If you watch Teen Mom online, then you're probably familiar with Mackenzie Standifer.
Recently, Mackenzie got engaged to Maci Bookout's baby daddy, Ryan Edwards, and as a result, she'll be playing a larger role on the show's upcoming season.
And it looks like Mackenzie is already getting into the spirit by becoming the latest Teen Mom cast member to publicly attack the show's editors.
Mackenzie took to Twitter last night to voice her disapproval with the show, but quickly deleted the tweets, probably after realizing that it's a little early in the game to start biting the hand that feeds her.
A sneak peek for the show's upcoming season shows Ryan's parents exasperated by their son's lateness as they wait for him to take 8-year-old Bentley trick-or-treating.
“Daddy just texted and he and Mackenzie are in some traffic,” Edwards’ mom told Bentley, 8, as he responded, “He’s always late.”
Mackenzie apparently wasn't thrilled with the way the scene was cut, and she made her feelings known on social media:
“5 minutes late… whoop-dee-frickin’-do,” she tweeted.
“Tip #1 for real life: Always be REAL in this FAKE ass world.”

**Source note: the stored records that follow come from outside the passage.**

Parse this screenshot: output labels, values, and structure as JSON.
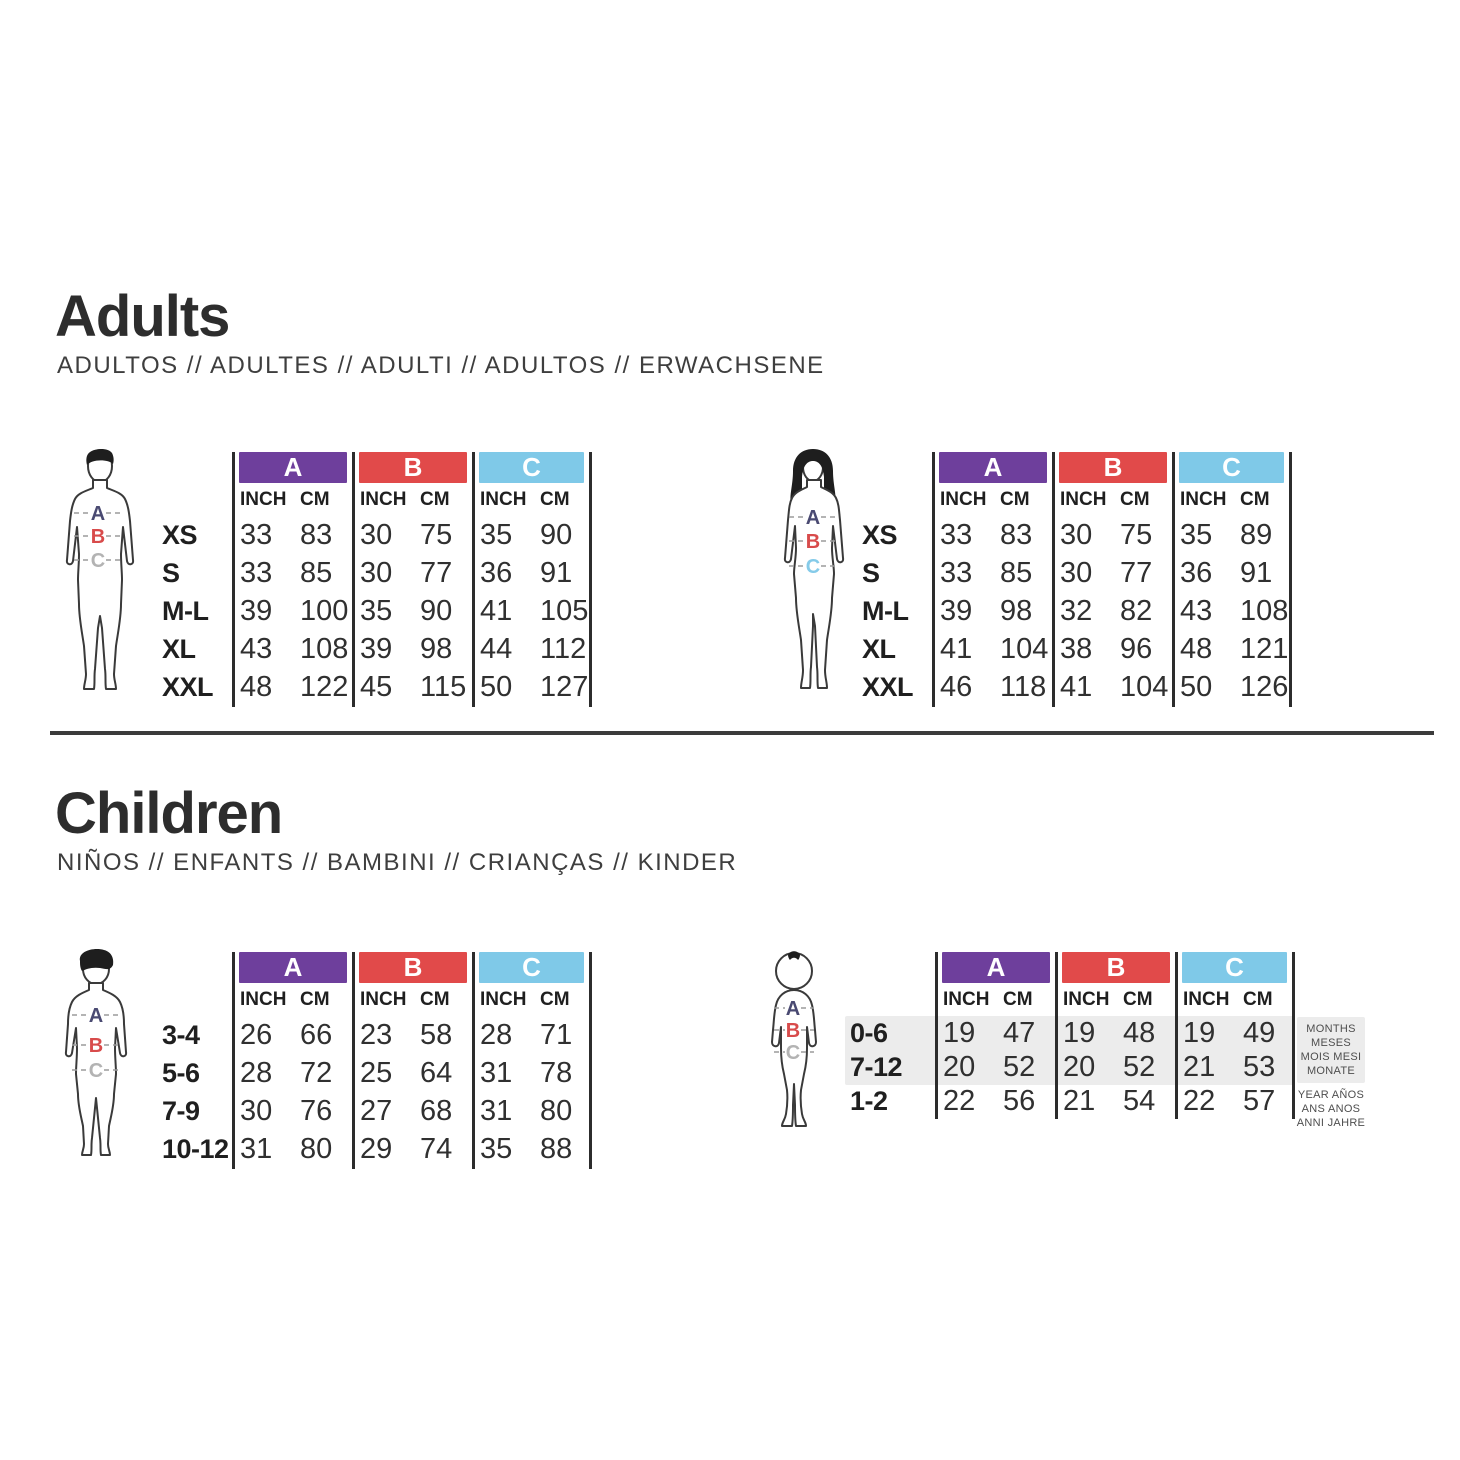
{
  "adults": {
    "title": "Adults",
    "subtitle": "ADULTOS // ADULTES // ADULTI // ADULTOS // ERWACHSENE",
    "men": {
      "figure": "man-figure-icon",
      "measure_points": [
        "A",
        "B",
        "C"
      ],
      "groups": [
        {
          "label": "A",
          "color": "#6e3f9c"
        },
        {
          "label": "B",
          "color": "#e14a4a"
        },
        {
          "label": "C",
          "color": "#7fc9e8"
        }
      ],
      "units": [
        "INCH",
        "CM"
      ],
      "rows": [
        {
          "size": "XS",
          "values": [
            "33",
            "83",
            "30",
            "75",
            "35",
            "90"
          ]
        },
        {
          "size": "S",
          "values": [
            "33",
            "85",
            "30",
            "77",
            "36",
            "91"
          ]
        },
        {
          "size": "M-L",
          "values": [
            "39",
            "100",
            "35",
            "90",
            "41",
            "105"
          ]
        },
        {
          "size": "XL",
          "values": [
            "43",
            "108",
            "39",
            "98",
            "44",
            "112"
          ]
        },
        {
          "size": "XXL",
          "values": [
            "48",
            "122",
            "45",
            "115",
            "50",
            "127"
          ]
        }
      ]
    },
    "women": {
      "figure": "woman-figure-icon",
      "measure_points": [
        "A",
        "B",
        "C"
      ],
      "groups": [
        {
          "label": "A",
          "color": "#6e3f9c"
        },
        {
          "label": "B",
          "color": "#e14a4a"
        },
        {
          "label": "C",
          "color": "#7fc9e8"
        }
      ],
      "units": [
        "INCH",
        "CM"
      ],
      "rows": [
        {
          "size": "XS",
          "values": [
            "33",
            "83",
            "30",
            "75",
            "35",
            "89"
          ]
        },
        {
          "size": "S",
          "values": [
            "33",
            "85",
            "30",
            "77",
            "36",
            "91"
          ]
        },
        {
          "size": "M-L",
          "values": [
            "39",
            "98",
            "32",
            "82",
            "43",
            "108"
          ]
        },
        {
          "size": "XL",
          "values": [
            "41",
            "104",
            "38",
            "96",
            "48",
            "121"
          ]
        },
        {
          "size": "XXL",
          "values": [
            "46",
            "118",
            "41",
            "104",
            "50",
            "126"
          ]
        }
      ]
    }
  },
  "children": {
    "title": "Children",
    "subtitle": "NIÑOS // ENFANTS // BAMBINI // CRIANÇAS // KINDER",
    "kids": {
      "figure": "child-figure-icon",
      "measure_points": [
        "A",
        "B",
        "C"
      ],
      "groups": [
        {
          "label": "A",
          "color": "#6e3f9c"
        },
        {
          "label": "B",
          "color": "#e14a4a"
        },
        {
          "label": "C",
          "color": "#7fc9e8"
        }
      ],
      "units": [
        "INCH",
        "CM"
      ],
      "rows": [
        {
          "size": "3-4",
          "values": [
            "26",
            "66",
            "23",
            "58",
            "28",
            "71"
          ]
        },
        {
          "size": "5-6",
          "values": [
            "28",
            "72",
            "25",
            "64",
            "31",
            "78"
          ]
        },
        {
          "size": "7-9",
          "values": [
            "30",
            "76",
            "27",
            "68",
            "31",
            "80"
          ]
        },
        {
          "size": "10-12",
          "values": [
            "31",
            "80",
            "29",
            "74",
            "35",
            "88"
          ]
        }
      ]
    },
    "baby": {
      "figure": "baby-figure-icon",
      "measure_points": [
        "A",
        "B",
        "C"
      ],
      "groups": [
        {
          "label": "A",
          "color": "#6e3f9c"
        },
        {
          "label": "B",
          "color": "#e14a4a"
        },
        {
          "label": "C",
          "color": "#7fc9e8"
        }
      ],
      "units": [
        "INCH",
        "CM"
      ],
      "rows": [
        {
          "size": "0-6",
          "values": [
            "19",
            "47",
            "19",
            "48",
            "19",
            "49"
          ]
        },
        {
          "size": "7-12",
          "values": [
            "20",
            "52",
            "20",
            "52",
            "21",
            "53"
          ]
        },
        {
          "size": "1-2",
          "values": [
            "22",
            "56",
            "21",
            "54",
            "22",
            "57"
          ]
        }
      ],
      "highlighted_rows": [
        0,
        1
      ],
      "notes": {
        "months": [
          "MONTHS",
          "MESES",
          "MOIS MESI",
          "MONATE"
        ],
        "years": [
          "YEAR AÑOS",
          "ANS ANOS",
          "ANNI JAHRE"
        ]
      }
    }
  }
}
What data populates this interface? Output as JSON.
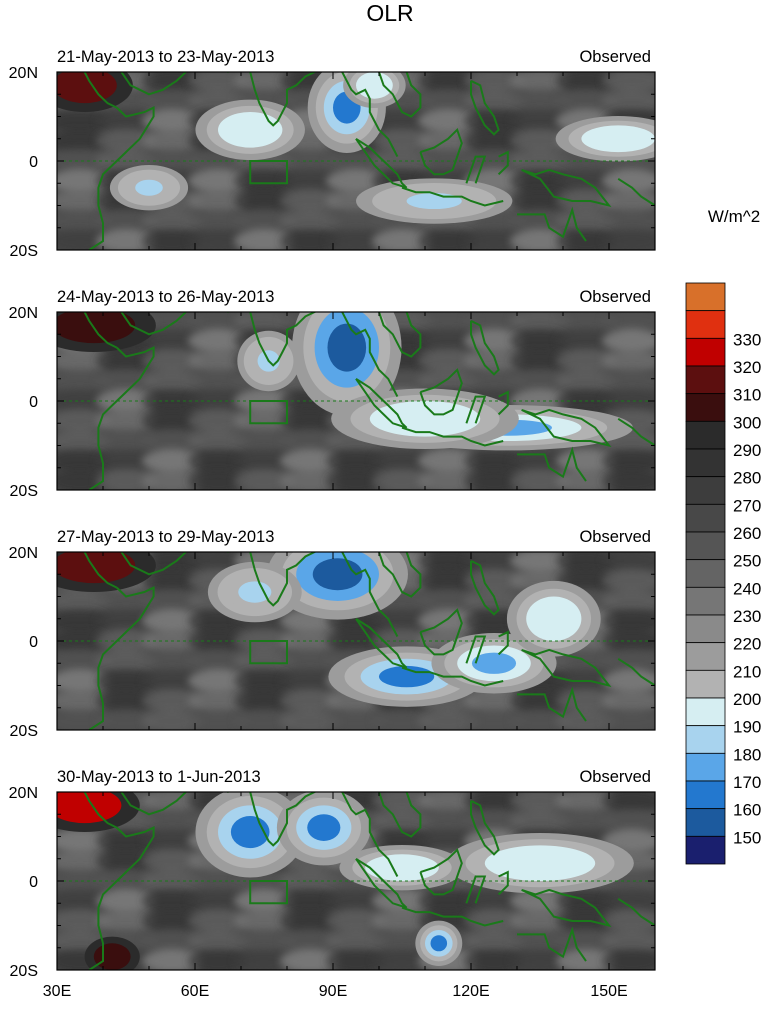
{
  "title": "OLR",
  "colorbar": {
    "units": "W/m^2",
    "levels": [
      150,
      160,
      170,
      180,
      190,
      200,
      210,
      220,
      230,
      240,
      250,
      260,
      270,
      280,
      290,
      300,
      310,
      320,
      330
    ],
    "colors": [
      "#1a1f6e",
      "#1c5a9e",
      "#2378cf",
      "#5aa6e8",
      "#a8d3ee",
      "#d6eef2",
      "#b2b2b2",
      "#9c9c9c",
      "#8a8a8a",
      "#767676",
      "#646464",
      "#555555",
      "#484848",
      "#3d3d3d",
      "#333333",
      "#2b2b2b",
      "#3a0e0e",
      "#5c0f0f",
      "#c00000",
      "#e03010",
      "#d8702a"
    ]
  },
  "map": {
    "lon_range": [
      30,
      160
    ],
    "lat_range": [
      -20,
      20
    ],
    "lon_ticks": [
      "30E",
      "60E",
      "90E",
      "120E",
      "150E"
    ],
    "lon_tick_values": [
      30,
      60,
      90,
      120,
      150
    ],
    "lat_ticks": [
      "20N",
      "0",
      "20S"
    ],
    "lat_tick_values": [
      20,
      0,
      -20
    ],
    "coastline_color": "#1a7a1a",
    "box_region": {
      "lon": [
        72,
        80
      ],
      "lat": [
        -5,
        0
      ]
    }
  },
  "panels": [
    {
      "period": "21-May-2013 to 23-May-2013",
      "label": "Observed",
      "blobs": [
        {
          "lon": 93,
          "lat": 12,
          "rx": 5,
          "ry": 6,
          "value": 160
        },
        {
          "lon": 99,
          "lat": 17,
          "rx": 4,
          "ry": 3,
          "value": 190
        },
        {
          "lon": 72,
          "lat": 7,
          "rx": 7,
          "ry": 4,
          "value": 190
        },
        {
          "lon": 50,
          "lat": -6,
          "rx": 5,
          "ry": 3,
          "value": 180
        },
        {
          "lon": 112,
          "lat": -9,
          "rx": 10,
          "ry": 3,
          "value": 180
        },
        {
          "lon": 152,
          "lat": 5,
          "rx": 8,
          "ry": 3,
          "value": 190
        },
        {
          "lon": 36,
          "lat": 17,
          "rx": 7,
          "ry": 4,
          "value": 310
        }
      ]
    },
    {
      "period": "24-May-2013 to 26-May-2013",
      "label": "Observed",
      "blobs": [
        {
          "lon": 93,
          "lat": 12,
          "rx": 7,
          "ry": 9,
          "value": 150
        },
        {
          "lon": 76,
          "lat": 9,
          "rx": 4,
          "ry": 4,
          "value": 180
        },
        {
          "lon": 128,
          "lat": -6,
          "rx": 16,
          "ry": 3,
          "value": 170
        },
        {
          "lon": 110,
          "lat": -4,
          "rx": 12,
          "ry": 4,
          "value": 190
        },
        {
          "lon": 38,
          "lat": 17,
          "rx": 9,
          "ry": 4,
          "value": 300
        }
      ]
    },
    {
      "period": "27-May-2013 to 29-May-2013",
      "label": "Observed",
      "blobs": [
        {
          "lon": 91,
          "lat": 15,
          "rx": 9,
          "ry": 6,
          "value": 150
        },
        {
          "lon": 73,
          "lat": 11,
          "rx": 6,
          "ry": 4,
          "value": 180
        },
        {
          "lon": 106,
          "lat": -8,
          "rx": 10,
          "ry": 4,
          "value": 160
        },
        {
          "lon": 125,
          "lat": -5,
          "rx": 8,
          "ry": 4,
          "value": 170
        },
        {
          "lon": 138,
          "lat": 5,
          "rx": 6,
          "ry": 5,
          "value": 190
        },
        {
          "lon": 38,
          "lat": 17,
          "rx": 9,
          "ry": 4,
          "value": 310
        }
      ]
    },
    {
      "period": "30-May-2013 to 1-Jun-2013",
      "label": "Observed",
      "blobs": [
        {
          "lon": 72,
          "lat": 11,
          "rx": 7,
          "ry": 6,
          "value": 160
        },
        {
          "lon": 88,
          "lat": 12,
          "rx": 6,
          "ry": 5,
          "value": 160
        },
        {
          "lon": 113,
          "lat": -14,
          "rx": 3,
          "ry": 3,
          "value": 160
        },
        {
          "lon": 135,
          "lat": 4,
          "rx": 12,
          "ry": 4,
          "value": 190
        },
        {
          "lon": 105,
          "lat": 3,
          "rx": 8,
          "ry": 3,
          "value": 190
        },
        {
          "lon": 36,
          "lat": 17,
          "rx": 8,
          "ry": 4,
          "value": 320
        },
        {
          "lon": 42,
          "lat": -17,
          "rx": 4,
          "ry": 3,
          "value": 300
        }
      ]
    }
  ]
}
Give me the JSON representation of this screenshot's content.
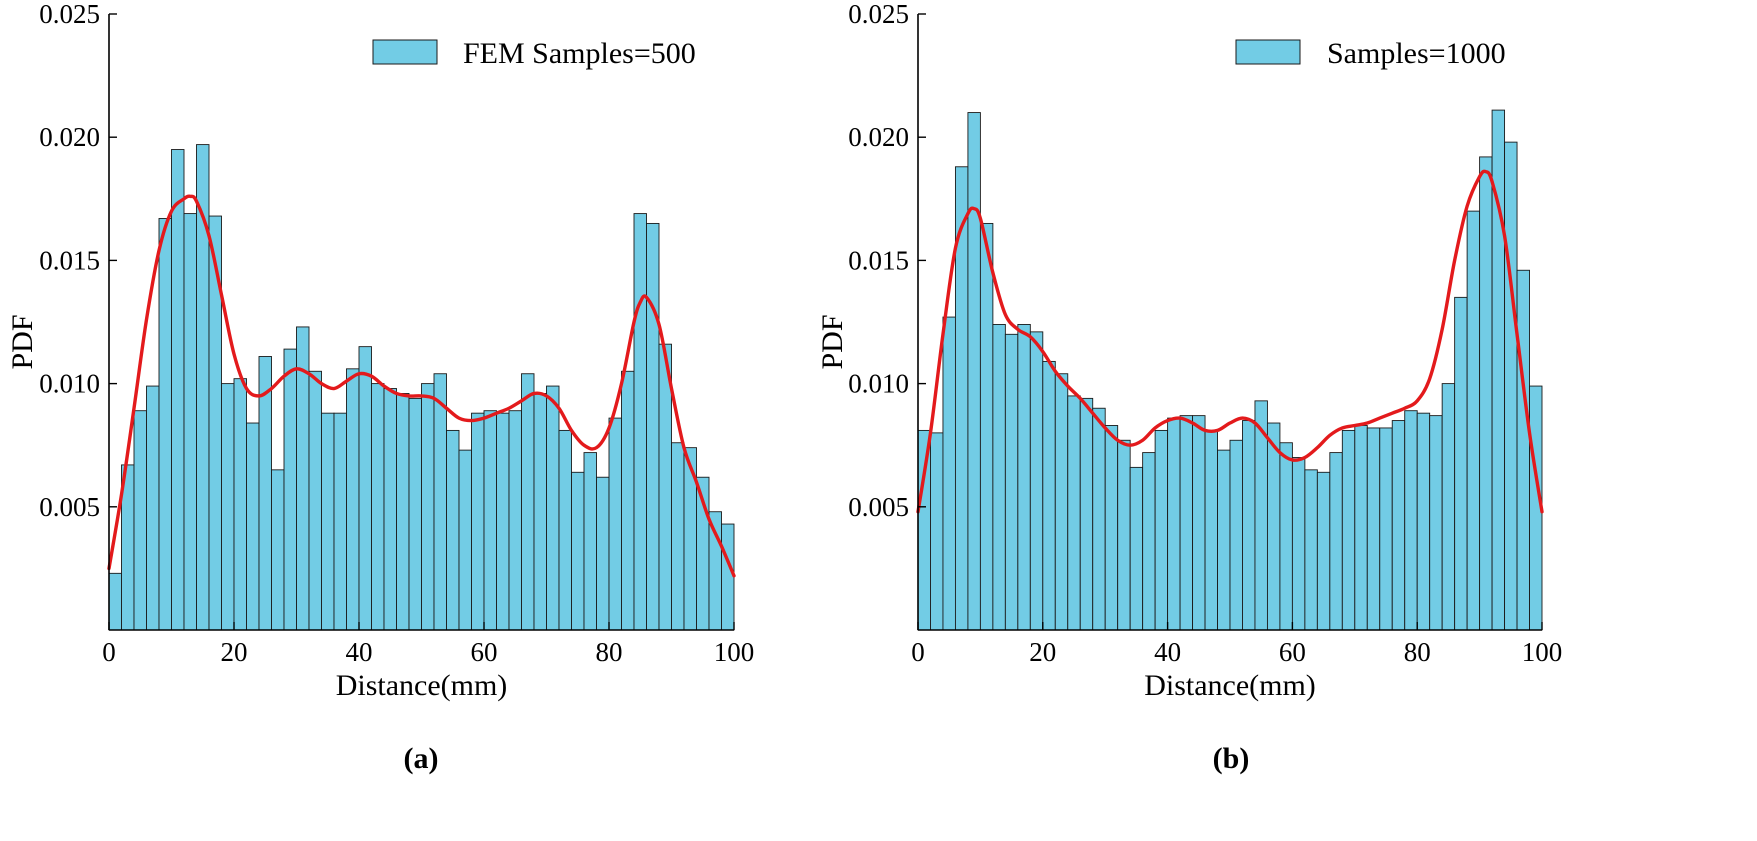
{
  "colors": {
    "bar_fill": "#72cce5",
    "bar_edge": "#1a1a1a",
    "kde_line": "#e31a1c",
    "axis": "#000000"
  },
  "chart_data": [
    {
      "type": "bar",
      "subtype": "histogram-with-kde",
      "caption": "(a)",
      "legend": "FEM Samples=500",
      "legend_position": "top-right",
      "xlabel": "Distance(mm)",
      "ylabel": "PDF",
      "xlim": [
        0,
        100
      ],
      "ylim": [
        0,
        0.025
      ],
      "x_ticks": [
        0,
        20,
        40,
        60,
        80,
        100
      ],
      "x_tick_labels": [
        "0",
        "20",
        "40",
        "60",
        "80",
        "100"
      ],
      "y_ticks": [
        0.005,
        0.01,
        0.015,
        0.02,
        0.025
      ],
      "y_tick_labels": [
        "0.005",
        "0.010",
        "0.015",
        "0.020",
        "0.025"
      ],
      "bin_width": 2,
      "bin_starts": [
        0,
        2,
        4,
        6,
        8,
        10,
        12,
        14,
        16,
        18,
        20,
        22,
        24,
        26,
        28,
        30,
        32,
        34,
        36,
        38,
        40,
        42,
        44,
        46,
        48,
        50,
        52,
        54,
        56,
        58,
        60,
        62,
        64,
        66,
        68,
        70,
        72,
        74,
        76,
        78,
        80,
        82,
        84,
        86,
        88,
        90,
        92,
        94,
        96,
        98
      ],
      "values": [
        0.0023,
        0.0067,
        0.0089,
        0.0099,
        0.0167,
        0.0195,
        0.0169,
        0.0197,
        0.0168,
        0.01,
        0.0102,
        0.0084,
        0.0111,
        0.0065,
        0.0114,
        0.0123,
        0.0105,
        0.0088,
        0.0088,
        0.0106,
        0.0115,
        0.01,
        0.0098,
        0.0096,
        0.0094,
        0.01,
        0.0104,
        0.0081,
        0.0073,
        0.0088,
        0.0089,
        0.0088,
        0.0089,
        0.0104,
        0.0096,
        0.0099,
        0.0081,
        0.0064,
        0.0072,
        0.0062,
        0.0086,
        0.0105,
        0.0169,
        0.0165,
        0.0116,
        0.0076,
        0.0074,
        0.0062,
        0.0048,
        0.0043
      ],
      "kde_x": [
        0,
        2,
        4,
        6,
        8,
        10,
        12,
        13,
        14,
        16,
        18,
        20,
        22,
        24,
        26,
        28,
        30,
        32,
        34,
        36,
        38,
        40,
        42,
        44,
        46,
        48,
        50,
        52,
        54,
        56,
        58,
        60,
        62,
        64,
        66,
        68,
        70,
        72,
        74,
        76,
        78,
        80,
        82,
        84,
        85,
        86,
        88,
        90,
        92,
        94,
        96,
        98,
        100
      ],
      "kde_y": [
        0.0025,
        0.0055,
        0.009,
        0.0126,
        0.0154,
        0.017,
        0.0175,
        0.0176,
        0.0174,
        0.016,
        0.0136,
        0.0112,
        0.0098,
        0.0095,
        0.0098,
        0.0103,
        0.0106,
        0.0104,
        0.01,
        0.0098,
        0.0101,
        0.0104,
        0.0103,
        0.0099,
        0.0096,
        0.0095,
        0.0095,
        0.0094,
        0.009,
        0.0086,
        0.0085,
        0.0086,
        0.0088,
        0.009,
        0.0093,
        0.0096,
        0.0095,
        0.009,
        0.0081,
        0.0075,
        0.0074,
        0.0082,
        0.01,
        0.0125,
        0.0133,
        0.0135,
        0.0124,
        0.0098,
        0.0074,
        0.006,
        0.0045,
        0.0034,
        0.0022
      ]
    },
    {
      "type": "bar",
      "subtype": "histogram-with-kde",
      "caption": "(b)",
      "legend": "Samples=1000",
      "legend_position": "top-right",
      "xlabel": "Distance(mm)",
      "ylabel": "PDF",
      "xlim": [
        0,
        100
      ],
      "ylim": [
        0,
        0.025
      ],
      "x_ticks": [
        0,
        20,
        40,
        60,
        80,
        100
      ],
      "x_tick_labels": [
        "0",
        "20",
        "40",
        "60",
        "80",
        "100"
      ],
      "y_ticks": [
        0.005,
        0.01,
        0.015,
        0.02,
        0.025
      ],
      "y_tick_labels": [
        "0.005",
        "0.010",
        "0.015",
        "0.020",
        "0.025"
      ],
      "bin_width": 2,
      "bin_starts": [
        0,
        2,
        4,
        6,
        8,
        10,
        12,
        14,
        16,
        18,
        20,
        22,
        24,
        26,
        28,
        30,
        32,
        34,
        36,
        38,
        40,
        42,
        44,
        46,
        48,
        50,
        52,
        54,
        56,
        58,
        60,
        62,
        64,
        66,
        68,
        70,
        72,
        74,
        76,
        78,
        80,
        82,
        84,
        86,
        88,
        90,
        92,
        94,
        96,
        98
      ],
      "values": [
        0.0081,
        0.008,
        0.0127,
        0.0188,
        0.021,
        0.0165,
        0.0124,
        0.012,
        0.0124,
        0.0121,
        0.0109,
        0.0104,
        0.0095,
        0.0094,
        0.009,
        0.0083,
        0.0077,
        0.0066,
        0.0072,
        0.0081,
        0.0086,
        0.0087,
        0.0087,
        0.0081,
        0.0073,
        0.0077,
        0.0085,
        0.0093,
        0.0084,
        0.0076,
        0.007,
        0.0065,
        0.0064,
        0.0072,
        0.0081,
        0.0083,
        0.0082,
        0.0082,
        0.0085,
        0.0089,
        0.0088,
        0.0087,
        0.01,
        0.0135,
        0.017,
        0.0192,
        0.0211,
        0.0198,
        0.0146,
        0.0099
      ],
      "kde_x": [
        0,
        2,
        4,
        6,
        8,
        9,
        10,
        12,
        14,
        16,
        18,
        20,
        22,
        24,
        26,
        28,
        30,
        32,
        34,
        36,
        38,
        40,
        42,
        44,
        46,
        48,
        50,
        52,
        54,
        56,
        58,
        60,
        62,
        64,
        66,
        68,
        70,
        72,
        74,
        76,
        78,
        80,
        82,
        84,
        86,
        88,
        90,
        91,
        92,
        94,
        96,
        98,
        100
      ],
      "kde_y": [
        0.0048,
        0.008,
        0.012,
        0.0155,
        0.0169,
        0.0171,
        0.0167,
        0.0145,
        0.0128,
        0.0122,
        0.0119,
        0.0113,
        0.0105,
        0.0099,
        0.0094,
        0.0088,
        0.0082,
        0.0077,
        0.0075,
        0.0077,
        0.0082,
        0.0085,
        0.0086,
        0.0084,
        0.0081,
        0.0081,
        0.0084,
        0.0086,
        0.0084,
        0.0078,
        0.0072,
        0.0069,
        0.007,
        0.0074,
        0.0079,
        0.0082,
        0.0083,
        0.0084,
        0.0086,
        0.0088,
        0.009,
        0.0093,
        0.0102,
        0.0122,
        0.015,
        0.0172,
        0.0184,
        0.0186,
        0.0182,
        0.016,
        0.012,
        0.008,
        0.0048
      ]
    }
  ]
}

In case her feelings weren't clear enough, she proceeded to post several more tweets laying into the Teen Mom production staff:
“OVER the bulls--t… you can do all you want only to be twisted to look sh--ty… that’s fine. That’s JUST fine.”
When a fan asked Mackenzie if she regrets agreeing to be on the show, she vented her frustrations further:
“Yes, if I’m being 100% honest I regret it every single day," Standifer tweered.
Jeez. Tell us what you really think, Mackenzie!
Obviously, Standifer is far from the first person to slam Teen Mom's editors.
In fact, we think just about every Mom in the franchise has talked some trash at one point or another.
Some might conclude that the show is really that skewed and unfair, but we're not sure that's the case.
Teen Mom is unlike other reality shows in that the cast members all film in different parts of the country, and most of them never held a job other than reality star.
As a result, they don't see each other filming, and thus, don't realize that everyone is subjected to the same editing trickery, and sometimes bold steps need to be taken in order to craft a compelling narrative.
They also don't realize how lucky they are because they've never worn a nametag to work.
Mackenzie has the advantage of joining the show as an adult, but somehow, it seems she has even less tolerance for the realities of reality television than her famously temperamental cast mates.
We understand that it can be frustrating to see yourself portrayed unfairly on national television, but we think just about everyone who's been in her position before could tell Mackenzie that those are the breaks.
Maybe while they're at it, they could counsel her on the importance of choosing one's battles.